Trad au Val d’Orco: Oreille du Pachyderme – Rattle Snake

Braquage au Val d’Orco?

Les données étaient les suivantes :
– rendez-vous pris depuis quelques temps avec Oncle John pour le Val d’Orco : continuer sa découverte des joies du trad (après Orni au Verdon)
– excitation totale (et donc aveugle) de ma part : peu de grimpe cet hiver, du granite pour changer, du trad, et la promesse de découvrir un spot d’anthologie
– Une suite d’évènements qui nous pousse à partir sans papier de voiture ni permis, sans papier du tout pour moi (aveugle!), sans vivre sérieuses, 100 € en poche (large mais….).

La suite c’est 2h30 de route et la police italienne qui nous plombe l’horaire d’accès (et en partant le matin avec une seule nuit sur place, ça agace), qui nous déleste de la modique somme de 57,40€ (épique interpellation de deux ahuris sans papier, sans stratégie de défense sinon une grande naïveté « bah on va grimper »)…
Reste à tenir deux jours avec peu à manger, un mauvais moment à vite oublier, pas de perspective d’une nourriture adaptée à nos ambitions énergétiques, et j’oubliais pas de topo hormis la photo d’une voie au Caporal.

une organisation défaillante pour une intense motivation

Un granite qui apaise

Après une petite discussion au camping, le temps de comprendre comment on accède aux sites (toujours aveugles!) et nous voilà au pied du Sergent. On trouvera un topo du secteur seulement en fin de journée, histoire de voir ce qui s’est passé!
Un granite superbe, des lignes parfaites, enfin de la vrai fissure. Dans le secteur central les lignes évidentes n’excèdent pas le 6b et sont sublimes. Quel plaisir de jouer avec les protections, ses poings (comment faire ses gants), la brume et ses pieds.
John prend confiance dans le matériel, teste, re-teste et laisse un peu de l’appréhension initiale pour franchement prendre plaisir à ce nouveau jeu.

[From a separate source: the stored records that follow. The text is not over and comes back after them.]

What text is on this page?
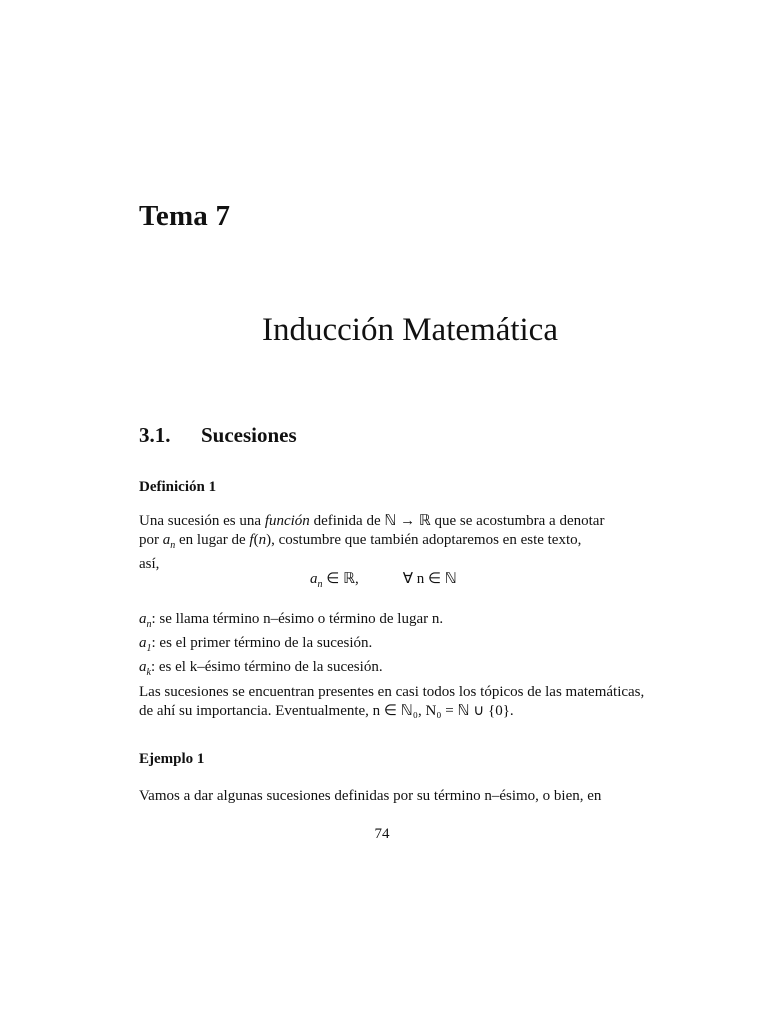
Tema 7
Inducción Matemática
3.1. Sucesiones
Definición 1

Una sucesión es una función definida de ℕ → ℝ que se acostumbra a denotar

por $a_n$ en lugar de f(n), costumbre que también adoptaremos en este texto,

así,

$a_n$ ∈ ℝ,	∀ n ∈ ℕ

$a_n$: se llama término n–ésimo o término de lugar n.

$a_1$: es el primer término de la sucesión.

$a_k$: es el k–ésimo término de la sucesión.

Las sucesiones se encuentran presentes en casi todos los tópicos de las matemáticas,

de ahí su importancia. Eventualmente, n ∈ ℕ₀, N₀ = ℕ ∪ {0}.

Ejemplo 1

Vamos a dar algunas sucesiones definidas por su término n–ésimo, o bien, en

74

Oreille du Pachyderme – Rattle Snake

ça part mal, on est pas seul…

Passons sur le repas frugal et la nuit fraiche et humide, c’est une matinée lumineuse, la « nebbia » d’hier s’est dissipée.
On se laisse le temps, profitant des vues sur la vallée, ses hauts sommets… l’arrivée au pied de la voie nous laisse perplexe : 2 personnes à R1, deux autres en route, 4 qui attendent derrière… OK, on a merdé, c’est une voie classique, on aurait du se lever, on va attendre.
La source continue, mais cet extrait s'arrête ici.